Biographical Sketch of Anna Casanges

Biographical Database of NAWSA Suffragists, 1890-1920

Biography of Anna Casanges, 1860-1948

By Linda J. Dunn, retired IT specialist

Concert Pianist, Activist in the Suffrage movement

Anna Sidney (Gaff) Casanges was born in Ohio in 1860 and died in Maryland in 1948. Her parents were John Gaff, a merchant born in Ohio, and Sarah Anna (Kelly) Gaff, born in Pennsylvania. Anna was active in suffrage work while living in the East and became the Louisville WSA (Woman Suffrage Association) program chairman in January 1910. When their family moved across the Ohio River to New Albany, Indiana, she founded a New Albany WSA organization and was president for five years. Anna was appointed the Indiana WFL (Woman Franchise League) chairman for Floyd County in June, 1912, and was also a delegate to the first WFL convention in Logansport that same year, where she was elected third vice-president. She was elected second vice-president in 1914. After moving to Indianapolis, Anna was a member of the amalgamation committee that planned and coordinated the merger of the Indiana Franchise League with the Equal Suffrage Association in 1916 and hosted at least one of their meetings at her home. Her daughter, Marguerite, born in 1893 in New York, joined her mother in suffrage work. She spoke at the Logansport convention in 1914, was an officer on the state board in 1916, and was seventh ward chairman for the Indianapolis suffrage League in 1917.

Anna's husband, Constantine Perdiky Casanges, was supportive of her suffrage efforts and spoke to at least one WSA meeting. He was a Turkish citizen of Greek parentage who had been exiled for his political activities opposing Turk rule of his home providence of Epirus. After gaining US citizenship, Constantine continued his efforts for his homeland while also becoming active in US politics. He was a member of elite Progressive groups and became a friend of Theodore Roosevelt. It was during their time in New York or New Jersey that Anna began her activities for woman's suffrage.

The family moved from New York to Louisville about 1909, after a business bankruptcy, and then to New Albany shortly afterwards. They planned a winter stay in Indianapolis in 1913 with Anna returning to New Albany occasionally for her WSA presidential responsibilities; however, the move became permanent when Constantine journeyed to London in January, 1914, in an effort to sway the Ambassadorial Conference to favor Greek rule for his home province. Constantine became stranded overseas due to WWI and journeyed to his hometown of Janina. Once there, he was elected to Greek's Parliament, imprisoned, released, imprisoned again, and eventually became a Governor General. Anna returned to Indianapolis where she took a position with the John Herron Institute and resumed her work for women's suffrage. She moved to Maryland with her son as he continued his education, and taught piano. She exchanged letters with Constantine (in English, French, and Greek) until his death in 1930.

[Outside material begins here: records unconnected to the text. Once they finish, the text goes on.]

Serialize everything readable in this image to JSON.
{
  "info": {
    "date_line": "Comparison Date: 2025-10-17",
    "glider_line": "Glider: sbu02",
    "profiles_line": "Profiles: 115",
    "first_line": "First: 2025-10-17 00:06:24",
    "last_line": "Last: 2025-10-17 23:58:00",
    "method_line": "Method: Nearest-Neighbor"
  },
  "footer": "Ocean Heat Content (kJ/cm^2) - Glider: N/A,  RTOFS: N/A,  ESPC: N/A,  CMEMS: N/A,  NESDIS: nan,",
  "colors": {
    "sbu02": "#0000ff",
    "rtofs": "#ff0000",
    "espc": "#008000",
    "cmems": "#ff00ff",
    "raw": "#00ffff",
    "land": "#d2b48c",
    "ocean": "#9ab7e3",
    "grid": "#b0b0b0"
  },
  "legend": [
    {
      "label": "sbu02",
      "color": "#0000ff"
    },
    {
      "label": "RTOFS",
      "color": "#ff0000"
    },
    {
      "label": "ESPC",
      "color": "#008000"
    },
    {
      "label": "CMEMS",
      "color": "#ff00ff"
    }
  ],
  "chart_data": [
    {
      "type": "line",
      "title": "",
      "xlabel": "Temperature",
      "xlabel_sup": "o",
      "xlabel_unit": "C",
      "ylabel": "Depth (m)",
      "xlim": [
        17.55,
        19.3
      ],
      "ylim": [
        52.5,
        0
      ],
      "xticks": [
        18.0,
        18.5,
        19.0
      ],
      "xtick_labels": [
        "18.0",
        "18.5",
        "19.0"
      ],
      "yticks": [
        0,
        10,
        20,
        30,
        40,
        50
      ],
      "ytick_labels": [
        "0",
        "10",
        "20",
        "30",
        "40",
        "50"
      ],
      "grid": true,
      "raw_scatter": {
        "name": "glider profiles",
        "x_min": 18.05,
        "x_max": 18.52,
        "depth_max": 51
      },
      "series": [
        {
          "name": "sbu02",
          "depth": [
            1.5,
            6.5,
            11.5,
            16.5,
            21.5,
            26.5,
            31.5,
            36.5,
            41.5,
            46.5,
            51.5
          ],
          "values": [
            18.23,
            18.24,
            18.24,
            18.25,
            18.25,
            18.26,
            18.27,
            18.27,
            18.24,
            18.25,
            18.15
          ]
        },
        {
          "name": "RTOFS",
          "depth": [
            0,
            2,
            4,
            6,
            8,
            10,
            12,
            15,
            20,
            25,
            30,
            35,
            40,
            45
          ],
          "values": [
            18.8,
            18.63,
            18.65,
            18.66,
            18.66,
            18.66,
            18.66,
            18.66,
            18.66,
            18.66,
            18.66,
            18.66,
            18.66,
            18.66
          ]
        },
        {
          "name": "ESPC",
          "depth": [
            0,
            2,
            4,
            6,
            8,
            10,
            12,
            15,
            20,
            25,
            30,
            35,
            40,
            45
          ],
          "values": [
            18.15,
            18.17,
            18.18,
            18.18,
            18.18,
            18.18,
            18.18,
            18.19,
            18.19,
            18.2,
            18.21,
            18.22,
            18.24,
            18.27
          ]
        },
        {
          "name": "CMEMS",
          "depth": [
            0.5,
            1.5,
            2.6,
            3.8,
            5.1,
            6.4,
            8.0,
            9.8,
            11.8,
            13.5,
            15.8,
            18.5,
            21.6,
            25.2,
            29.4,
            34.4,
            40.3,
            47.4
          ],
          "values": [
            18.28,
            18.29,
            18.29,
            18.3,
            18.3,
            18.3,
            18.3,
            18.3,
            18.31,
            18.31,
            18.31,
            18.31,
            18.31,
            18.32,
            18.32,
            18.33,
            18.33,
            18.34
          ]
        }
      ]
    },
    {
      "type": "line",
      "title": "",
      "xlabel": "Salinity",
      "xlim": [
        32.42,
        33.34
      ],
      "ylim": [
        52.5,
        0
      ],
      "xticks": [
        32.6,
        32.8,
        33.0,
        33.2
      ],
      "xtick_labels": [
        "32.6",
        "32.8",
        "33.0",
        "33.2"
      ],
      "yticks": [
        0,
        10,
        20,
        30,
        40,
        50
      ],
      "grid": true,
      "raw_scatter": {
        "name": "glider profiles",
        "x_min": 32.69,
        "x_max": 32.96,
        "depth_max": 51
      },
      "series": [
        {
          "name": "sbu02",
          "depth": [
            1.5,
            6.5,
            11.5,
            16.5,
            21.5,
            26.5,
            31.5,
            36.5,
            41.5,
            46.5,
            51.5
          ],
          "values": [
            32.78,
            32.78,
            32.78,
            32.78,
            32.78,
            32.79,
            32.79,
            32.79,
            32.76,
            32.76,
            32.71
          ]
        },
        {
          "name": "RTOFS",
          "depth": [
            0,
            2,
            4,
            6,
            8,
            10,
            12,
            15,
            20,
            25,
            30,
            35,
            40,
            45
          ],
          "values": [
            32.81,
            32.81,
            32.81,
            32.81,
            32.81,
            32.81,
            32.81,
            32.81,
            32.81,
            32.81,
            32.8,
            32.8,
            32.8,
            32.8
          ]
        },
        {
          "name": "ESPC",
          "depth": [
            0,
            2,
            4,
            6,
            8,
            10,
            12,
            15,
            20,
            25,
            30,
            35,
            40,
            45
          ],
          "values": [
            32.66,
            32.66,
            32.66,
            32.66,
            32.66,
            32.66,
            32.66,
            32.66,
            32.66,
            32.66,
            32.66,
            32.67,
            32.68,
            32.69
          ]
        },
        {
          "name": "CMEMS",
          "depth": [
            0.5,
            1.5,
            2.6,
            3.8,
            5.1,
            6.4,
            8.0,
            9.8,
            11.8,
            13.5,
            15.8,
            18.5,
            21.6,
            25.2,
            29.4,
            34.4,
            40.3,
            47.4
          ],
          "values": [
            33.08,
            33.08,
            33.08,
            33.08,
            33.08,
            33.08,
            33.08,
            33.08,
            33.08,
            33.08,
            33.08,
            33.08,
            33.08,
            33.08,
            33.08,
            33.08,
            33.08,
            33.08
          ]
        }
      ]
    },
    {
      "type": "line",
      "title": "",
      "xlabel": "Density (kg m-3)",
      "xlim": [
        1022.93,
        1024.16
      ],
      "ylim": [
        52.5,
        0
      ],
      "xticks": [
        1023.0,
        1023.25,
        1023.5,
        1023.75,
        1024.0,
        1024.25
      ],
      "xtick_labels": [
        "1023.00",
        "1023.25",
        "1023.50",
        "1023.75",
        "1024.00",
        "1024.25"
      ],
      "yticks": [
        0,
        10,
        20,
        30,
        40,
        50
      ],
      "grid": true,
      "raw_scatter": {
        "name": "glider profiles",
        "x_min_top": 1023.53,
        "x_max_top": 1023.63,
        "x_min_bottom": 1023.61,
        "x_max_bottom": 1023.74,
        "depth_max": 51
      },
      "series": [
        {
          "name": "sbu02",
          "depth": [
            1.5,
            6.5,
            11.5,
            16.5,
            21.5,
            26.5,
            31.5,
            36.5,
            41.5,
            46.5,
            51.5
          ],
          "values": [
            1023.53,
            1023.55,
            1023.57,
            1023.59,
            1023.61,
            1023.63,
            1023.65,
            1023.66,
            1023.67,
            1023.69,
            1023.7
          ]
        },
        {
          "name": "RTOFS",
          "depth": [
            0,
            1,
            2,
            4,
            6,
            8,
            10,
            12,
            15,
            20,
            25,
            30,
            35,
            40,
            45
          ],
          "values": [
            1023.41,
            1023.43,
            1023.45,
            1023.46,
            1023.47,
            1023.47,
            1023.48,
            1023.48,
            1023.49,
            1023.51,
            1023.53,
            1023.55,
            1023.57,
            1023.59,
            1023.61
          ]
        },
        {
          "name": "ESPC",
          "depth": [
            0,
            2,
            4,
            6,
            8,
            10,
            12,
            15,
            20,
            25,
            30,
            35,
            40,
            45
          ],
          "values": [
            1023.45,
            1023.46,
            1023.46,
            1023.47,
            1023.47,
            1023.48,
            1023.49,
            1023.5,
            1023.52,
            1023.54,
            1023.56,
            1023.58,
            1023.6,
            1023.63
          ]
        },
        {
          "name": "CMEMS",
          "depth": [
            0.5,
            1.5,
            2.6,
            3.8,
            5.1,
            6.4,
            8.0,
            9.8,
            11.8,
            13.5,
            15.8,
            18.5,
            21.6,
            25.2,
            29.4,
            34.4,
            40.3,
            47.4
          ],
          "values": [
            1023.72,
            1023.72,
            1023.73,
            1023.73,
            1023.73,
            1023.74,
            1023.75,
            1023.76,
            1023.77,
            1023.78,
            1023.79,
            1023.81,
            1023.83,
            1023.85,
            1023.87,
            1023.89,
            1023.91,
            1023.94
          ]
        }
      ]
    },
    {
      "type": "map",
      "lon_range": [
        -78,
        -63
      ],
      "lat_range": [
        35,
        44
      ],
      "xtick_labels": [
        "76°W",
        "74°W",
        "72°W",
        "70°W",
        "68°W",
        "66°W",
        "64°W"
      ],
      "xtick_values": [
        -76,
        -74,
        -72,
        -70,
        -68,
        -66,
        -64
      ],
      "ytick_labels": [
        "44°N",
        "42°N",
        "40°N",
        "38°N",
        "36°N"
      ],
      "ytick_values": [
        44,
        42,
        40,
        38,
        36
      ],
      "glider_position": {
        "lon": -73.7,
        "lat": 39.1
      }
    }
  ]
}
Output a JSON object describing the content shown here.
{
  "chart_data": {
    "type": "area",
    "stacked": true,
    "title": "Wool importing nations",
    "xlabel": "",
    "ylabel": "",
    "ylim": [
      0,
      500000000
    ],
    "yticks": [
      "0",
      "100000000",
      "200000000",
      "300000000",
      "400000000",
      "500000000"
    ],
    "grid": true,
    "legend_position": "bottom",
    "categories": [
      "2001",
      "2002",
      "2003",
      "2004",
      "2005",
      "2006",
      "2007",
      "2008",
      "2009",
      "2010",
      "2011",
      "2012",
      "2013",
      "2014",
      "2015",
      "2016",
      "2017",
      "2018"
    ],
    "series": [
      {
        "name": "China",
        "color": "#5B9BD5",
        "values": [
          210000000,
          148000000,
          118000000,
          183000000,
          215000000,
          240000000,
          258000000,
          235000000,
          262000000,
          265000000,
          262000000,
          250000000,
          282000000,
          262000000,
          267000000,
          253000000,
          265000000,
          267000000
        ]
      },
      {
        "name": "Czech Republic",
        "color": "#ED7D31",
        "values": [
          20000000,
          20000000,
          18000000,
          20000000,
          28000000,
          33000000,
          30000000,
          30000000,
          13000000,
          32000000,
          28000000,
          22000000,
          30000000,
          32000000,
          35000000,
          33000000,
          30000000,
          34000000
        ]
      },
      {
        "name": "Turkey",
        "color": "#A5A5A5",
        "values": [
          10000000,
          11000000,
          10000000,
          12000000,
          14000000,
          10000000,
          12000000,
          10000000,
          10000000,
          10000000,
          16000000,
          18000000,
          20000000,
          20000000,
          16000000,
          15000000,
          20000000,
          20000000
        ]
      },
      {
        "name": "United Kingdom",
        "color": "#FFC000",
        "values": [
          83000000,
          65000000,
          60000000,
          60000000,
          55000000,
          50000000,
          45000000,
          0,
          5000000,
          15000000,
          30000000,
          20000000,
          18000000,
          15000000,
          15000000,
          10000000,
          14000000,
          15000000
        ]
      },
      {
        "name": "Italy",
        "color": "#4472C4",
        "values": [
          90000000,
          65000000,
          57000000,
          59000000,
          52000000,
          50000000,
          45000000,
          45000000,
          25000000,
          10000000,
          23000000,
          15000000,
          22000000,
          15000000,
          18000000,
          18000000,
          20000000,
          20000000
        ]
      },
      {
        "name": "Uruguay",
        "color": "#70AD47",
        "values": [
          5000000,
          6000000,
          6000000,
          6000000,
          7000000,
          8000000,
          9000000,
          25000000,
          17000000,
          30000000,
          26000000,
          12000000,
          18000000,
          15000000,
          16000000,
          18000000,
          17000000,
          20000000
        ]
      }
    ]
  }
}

Despite her reduced circumstances, she continued pushing women's rights. Family lore says she was a feisty woman who once walked into a Gentleman's Club, seated herself, lit a cigarette, and ordered a scotch before being escorted out.

SOURCES:

U.S. Bureau of the Census. Year: 1870; Census Place: Cincinnati, Hamilton, Ohio; Roll: M593_1207; Page: 31B; Family History Library Film: 552706. Ancestry.com (website).

National Society, Daughters of the American Revolution. Daughters of the American Revolution Lineage Books (152 Vols.) [database on-line]. Provo, UT, USA: Ancestry.com Operations, Inc., 2000.

The Cincinnati Daily Star, April 6, 1875, p.1.

Ancestry.com. Indiana, Select Marriages Index, 1748-1993 [database on-line]. Provo, UT, USA

Our World, Volume One, edited by Herbert Sherman Houston. “The Man With Three Countries; The Story of Constantine Casanges, Born a Subject to the Sultan, but of Greek Parentage, Naturalized American Citizen, Leader of Greek Royalists, Prospective Minister to Washington and Soldier of Fortune,” by A. E. Johnson

Indianapolis Star Jan 18, 1914 p. 22.

Indianapolis Star July 1, 1915 p.6.

The Courier-Journal (Louisville, KY) Oct 12, 1914, p.10

The Courier-Journal, (Louisville, KY) Mar 4, 1913 p.8.

The Courier-Journal (Louisville, KY) Jun 15, 1912 p. 12.

The Indianapolis News, October 30, 1915, p. 7.